DISPARU à l'âge de 33 ans, le pianiste roumain Dinu Lipatti était à la musique ce que le poète est à l'écriture. Miraculeusement, tout ce qu'il a gravé, peu de choses en regard de l'immense répertoire pianistique, a demeuré et a été publié par son unique éditeur Columbia. Après avoir, dans sa collection « Références », rendu ces précieuses gravures, EMI réunit « tout » Lipatti en un coffret de sept CD, un testament sans prix. Et André Tubeuf consacre un roman, « la Quatorzième Valse », à ce pianiste légendaire.
Il y a certainement un nombre infini de façons de jouer les valses de Chopin. Pourquoi, pour ces oeuvres qui ne sont certainement pas les plus spectaculaires du compositeur, fait-on toujours référence, revient-on toujours à Dinu Lipatti ? Peut-être parce qu'on les a découvertes sous ses doigts, sans aucun effet virtuose, parées de sonorités chantantes et dansantes. D'autres pianistes procurent des frissons, même des vertiges d'autre nature, mais Lipatti, on y revient.
On trouvera dans ce coffret les Valses enregistrées en studio à Genève en juillet 1950, et celles du dernier concert, en septembre de la même année à Besançon, trois mois avant sa mort, moins la quatorzième, qu'il n'eut pas la force de jouer.
Tous les concertos, à son répertoire, dont deux avec Karajan, la fameuse première « Partita » de Bach (deux fois aussi pour les mêmes raisons), des bribes de Chopin (une mazurka opus 50/3, miraculeuse de chant et de diction), de Schubert, de Ravel, de Scarlatti, de Brahms, une sonate de son maître Enescu, c'est peu, mais il faudra s'en contenter pour l'éternité.
Avec « la Quatorzième Valse », André Tubeuf se glisse dans la peau du pianiste et raconte, avec suffisamment de précisions pour que l'on sache de qui il s'agit mais assez de distance pour que l'on soit dans le romanesque, sa dernière année.

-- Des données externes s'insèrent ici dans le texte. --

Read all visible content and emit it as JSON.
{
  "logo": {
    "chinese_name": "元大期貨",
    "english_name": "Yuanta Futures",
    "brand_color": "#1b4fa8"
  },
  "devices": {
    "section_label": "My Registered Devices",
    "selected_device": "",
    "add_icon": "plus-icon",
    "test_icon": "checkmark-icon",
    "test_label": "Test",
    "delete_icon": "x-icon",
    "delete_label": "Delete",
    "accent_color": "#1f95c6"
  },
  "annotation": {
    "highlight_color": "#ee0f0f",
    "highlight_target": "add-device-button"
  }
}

Se sachant atteint mais porteur d'un message de paix, joie et bonheur, le musicien prend petit à petit de la distance avec les choses matérielles, se consacrant à ses derniers enregistrements, à ses fidèles proches et gardant ses dernières forces pour le concert de Besançon, qu'il mène à son terme, à une valse de Chopin près, grâce à d'ultimes réserves de foi et de grâce. Une dernière ligne droite admirable d'honnêteté et de franchise devant la mort qui approche. Un formidable éclairage d'une personnalité forte qui passe au travers des épreuves du dépouillement pour arriver à l'essentiel.
1 coffret cartonné de 7 CD EMI Classics. Livre publié par Actes Sud, 160 pages, 21 euros.